Werden viele Arbeitnehmer jetzt ins Bürgergeld flüchten?
Was schon lange gemunkelt wird, das belegen nun auch diverse Studien und daraus geht hervor, dass sich Bezieher von Bürgergeld besser stellen, als diejenigen, die sich tagtäglich zum Mindestlohn abmühen. Das kann und darf natürlich kein Dauerzustand bleiben, denn sonst werden wahrscheinlich viele Arbeitnehmer ihren Job quittieren und sich lieber mit dem Bürgergeld arrangieren. Seht ihr diese Gefahr auch und wie könnte denn eurer Meinung nach die Politik diesem Trend entgegensteuern?
Die Gefahr besteht und bestand ja schon immer, dass Arbeitnehmer die lediglich den Mindestlohn bekommen am Ende des Tages schlechter gestellt sein könnten als Bezieher von Sozialleistungen. Daran ändert das Bürgergeld ja auch nichts.

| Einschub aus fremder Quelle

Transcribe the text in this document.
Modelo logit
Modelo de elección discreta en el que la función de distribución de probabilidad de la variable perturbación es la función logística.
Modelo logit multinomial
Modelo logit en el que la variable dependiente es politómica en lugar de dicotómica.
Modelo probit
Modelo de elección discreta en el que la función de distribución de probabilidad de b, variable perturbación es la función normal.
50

Es ist aber eben auch schwierig hier eine vernünftige Abstufung hin zu bekommen, dass sich auf der einen Seite Arbeit eben immer lohnt, zumal es ja problematisch werden kann, wenn jemand nicht Vollzeit angestellt wird. Und auf der anderen Seite ist es eben auch nicht hilfreich, wenn man dafür eine überbordende Bürokratie aufbaut und alles Mögliche nachfragt und zu kompliziert gestaltet.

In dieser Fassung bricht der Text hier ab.